Most people’s super grows from their employers making compulsory contributions into their account. But you can also add to your own super, and maybe even score some nice tax benefits along the way.
On average, Australians are living longer than ever, which means retirement could last 20 or even 30 years. That’s a lot of life to look forward to, so it’s important your savings last the distance. And for many of us, the Age Pension just won’t be enough to fund the lifestyle we’d like in retirement.
That’s why super is so crucial – to enable you to achieve your financial goals once you stop working.
Most employees are entitled to Superannuation Guarantee contributions of 10% of their ordinary salary from their employer. This is typically paid into your accumulation account. You can also transfer super from other funds into your Brighter Super account, making it easier to keep track of things and saving you from paying multiple sets of fees.
If you’re a Brighter Super member with a defined benefit account, contributions and calculating the amount you receive in retirement work differently.
All super funds charge fees to cover the costs of managing their members’ super.

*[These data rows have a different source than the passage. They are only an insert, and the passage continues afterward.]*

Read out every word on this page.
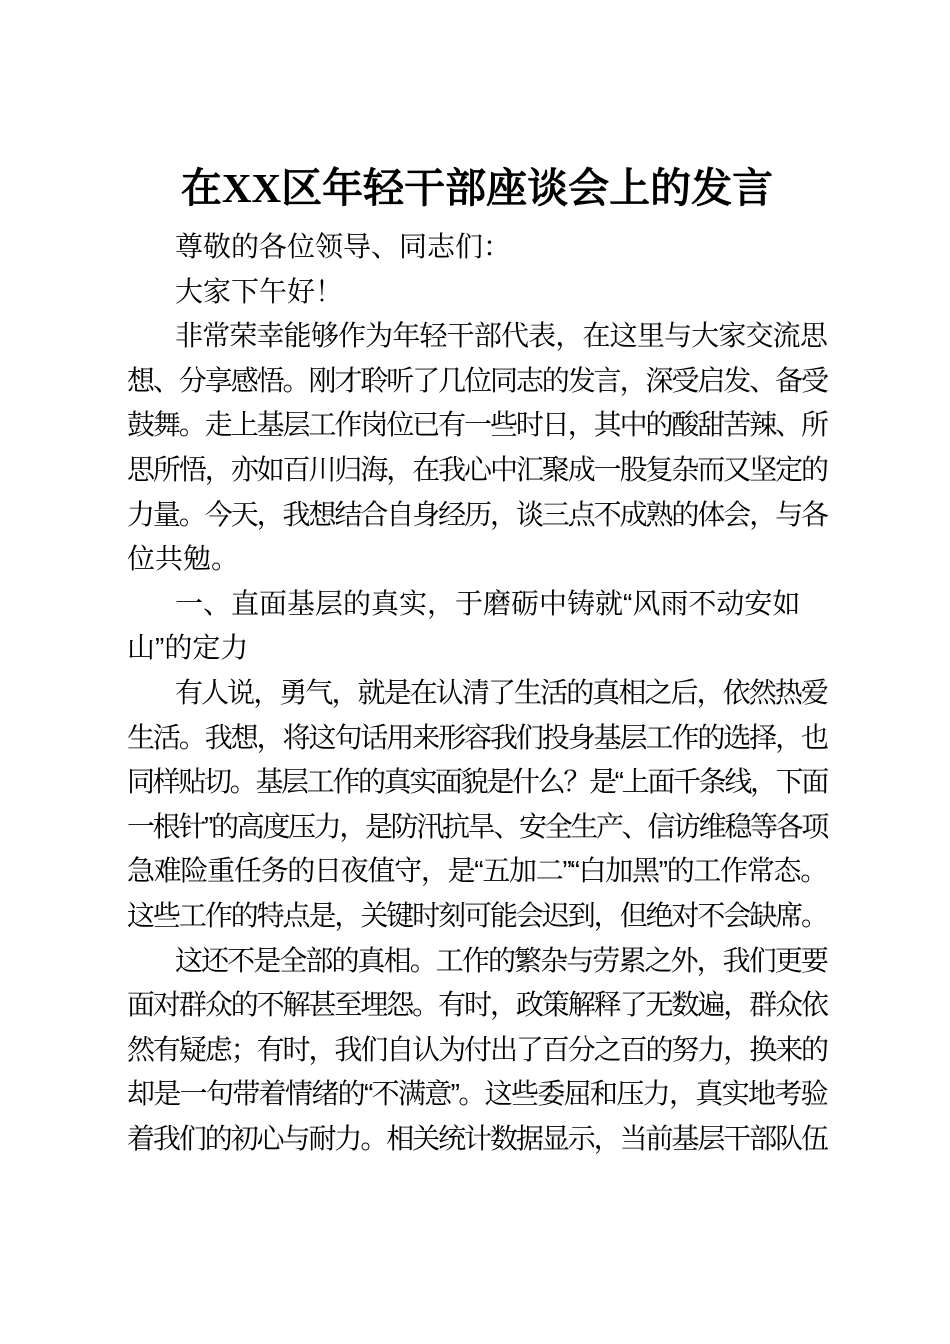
在XX区年轻干部座谈会上的发言
尊敬的各位领导、同志们：
大家下午好！
非常荣幸能够作为年轻干部代表，在这里与大家交流思
想、分享感悟。刚才聆听了几位同志的发言，深受启发、备受
鼓舞。走上基层工作岗位已有一些时日，其中的酸甜苦辣、所
思所悟，亦如百川归海，在我心中汇聚成一股复杂而又坚定的
力量。今天，我想结合自身经历，谈三点不成熟的体会，与各
位共勉。
一、直面基层的真实，于磨砺中铸就“风雨不动安如
山”的定力
有人说，勇气，就是在认清了生活的真相之后，依然热爱
生活。我想，将这句话用来形容我们投身基层工作的选择，也
同样贴切。基层工作的真实面貌是什么？是“上面千条线，下面
一根针”的高度压力，是防汛抗旱、安全生产、信访维稳等各项
急难险重任务的日夜值守，是“五加二”“白加黑”的工作常态。
这些工作的特点是，关键时刻可能会迟到，但绝对不会缺席。
这还不是全部的真相。工作的繁杂与劳累之外，我们更要
面对群众的不解甚至埋怨。有时，政策解释了无数遍，群众依
然有疑虑；有时，我们自认为付出了百分之百的努力，换来的
却是一句带着情绪的“不满意”。这些委屈和压力，真实地考验
着我们的初心与耐力。相关统计数据显示，当前基层干部队伍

Like most funds, we deduct administration and investment management fees from your account to look after and invest your money. You can be confident our fees are among the lowest in the industry and only cover the costs of running the fund.
If you have insurance through Brighter Super, your premiums also come out of your account.
You generally can't access your super until you permanently retire after reaching your preservation age (which is between 55 and 60, depending on when you were born). You might even have investments outside of super or be eligible for the Age Pension, which can also add to your income in retirement.Find out how to access your super
Although the Australian Government takes tax from some super contributions and investment earnings, super is taxed at a much lower rate than other types of investments. From the age of 60, any money you withdraw from your super (as lump sums or regular income) is tax-free. Before then, it’s taxed in different ways depending on when and how you take it.